Religious Life

Mezuzah Musings – A Weekly Letter From Rabbi Davis – August 3, 2018


Shalom Chaverim,

Over the course of the past year, I had the privilege of teaching a group of talented artists. It was the sixth year of the Minneapolis Jewish Artists’ Lab, this time under the auspices of the The Well and the Sabes JCC. The Artists’ Lab provides an opportunity for artists to explore Jewish tradition while building a stronger arts community. We are one of six cities in the Midwest to have such a program and participants have loved the experience.

This year, the theme of our studies was Thresholds. Once a month, we gathered in the Learning Center to explore the topic. We considered a variety of thresholds, physical and metaphorical: the gates of Jerusalem, twilight (which stands at the threshold of a new day), transition points in our lives, heat thresholds, etc. Inspired by our learning, each of the artists created a new piece of art all of which are on display in the Tychman-Shapiro Gallery. The exhibition is called, Crossing the Threshold and runs until August 23.

Fittingly, we encounter the idea of thresholds in last week’s and again in this week’s parasha: “write them on the doorposts of your house and on your gates.”  We are familiar with the mitzvah of mezuzah. We appreciate the way artists have beautified the mitzvah making mezuzot out of silver, ceramic, glass, wood, even Legos! But what is the true significance of this ritual object?

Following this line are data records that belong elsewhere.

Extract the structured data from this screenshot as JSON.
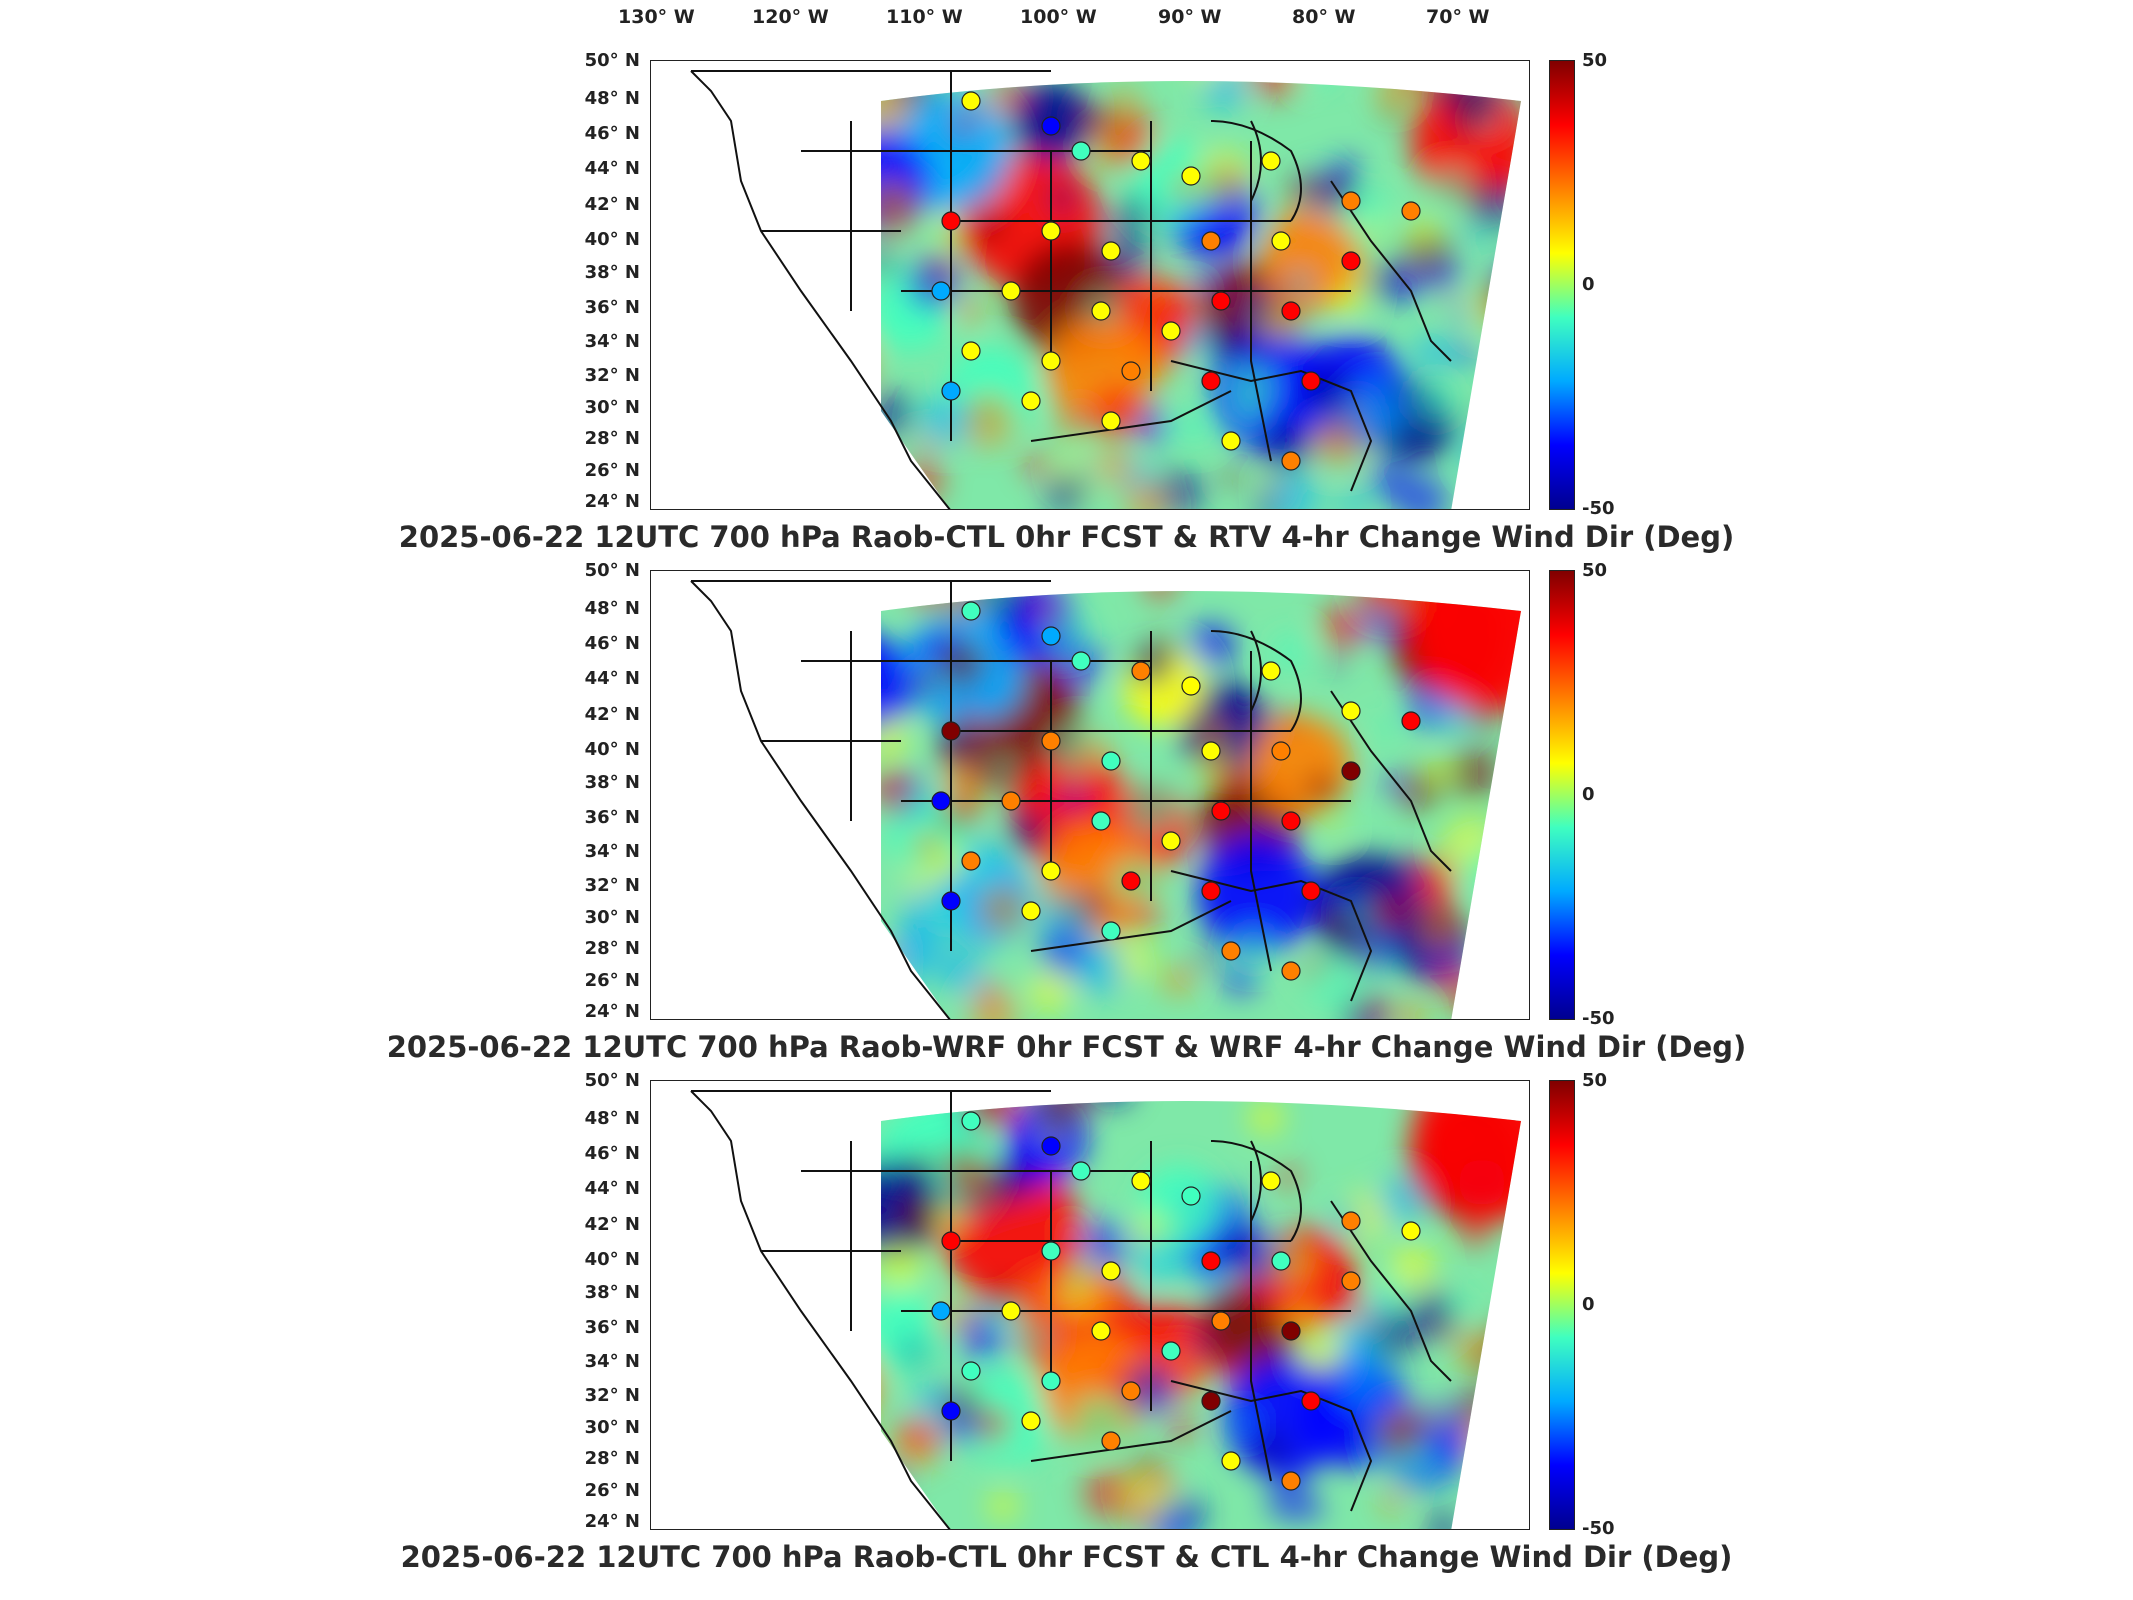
{
  "lon_labels": [
    "130° W",
    "120° W",
    "110° W",
    "100° W",
    "90° W",
    "80° W",
    "70° W"
  ],
  "lat_labels": [
    "50° N",
    "48° N",
    "46° N",
    "44° N",
    "42° N",
    "40° N",
    "38° N",
    "36° N",
    "34° N",
    "32° N",
    "30° N",
    "28° N",
    "26° N",
    "24° N"
  ],
  "colorbar": {
    "max_label": "50",
    "mid_label": "0",
    "min_label": "-50",
    "colors": [
      "#00008f",
      "#0000ff",
      "#00aaff",
      "#40ffbf",
      "#ffff00",
      "#ff8000",
      "#ff0000",
      "#800000"
    ]
  },
  "panels": [
    {
      "title": "2025-06-22 12UTC 700 hPa Raob-CTL 0hr FCST & RTV 4-hr Change Wind Dir (Deg)"
    },
    {
      "title": "2025-06-22 12UTC 700 hPa Raob-WRF 0hr FCST & WRF 4-hr Change Wind Dir (Deg)"
    },
    {
      "title": "2025-06-22 12UTC 700 hPa Raob-CTL 0hr FCST & CTL 4-hr Change Wind Dir (Deg)"
    }
  ]
}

We associate mezuzot with permanent dwelling places. A sukkah or a tent does not require a mezuzah. Indeed, the halakha is that only when one resides longer than 30 days in a home are they obligated to affix a mezuzah. But upon further consideration, mezuzot may be less about our lodgings and more about our wanderings.

Mezuzot are davka placed on doorways and gates to mark our comings and our goings. In fact, some say the word mezuzah itself is based on the Hebrew root zuz, to move, and that it is slanted to the left to represent the movement of a person’s shoulders and arms as they walk.

Marc Alain-Ouaknin, a modern French Jewish thinker, explains it this way in his book, Jewish Symbols: “To be a pagan is to fix oneself somewhere, fix oneself to the ground to a certain extent, establish oneself through a pact with permanency which authorizes the sojourn and certifies the certitude of territory. Being on the way, being nomadic is a response to a way of being which possession does not satisfy. To put oneself on the way, is already the meaning of the words heard by Abraham, ‘Leave your birthplace, your kin, your home.’ It is important to leave one’s home, to come and to go as a way of affirming that life is in fact a journey. And this is the message of the mezuzah.”

As Jews, we have followed in Abraham’s footsteps and have been a wandering people. We have left our homes, left possessions behind and set out on our way. By force and by choice, we have learned that life is a journey. But Alain-Ouaknin is not only speaking in the literal sense: “Affixed to the doorpost of a home, the mezuzah is a reminder to man that he has come a long way, but that the voyage does not end here, and that he must continue to reinvent himself.” In other words, at the metaphoric thresholds of our lives, the mezuzah calls out: “go” and “grow.”

The artists in the Lab have taken this message to heart as they explore new texts and new techniques.

May each of us in our own comings and goings be blessed on our journey.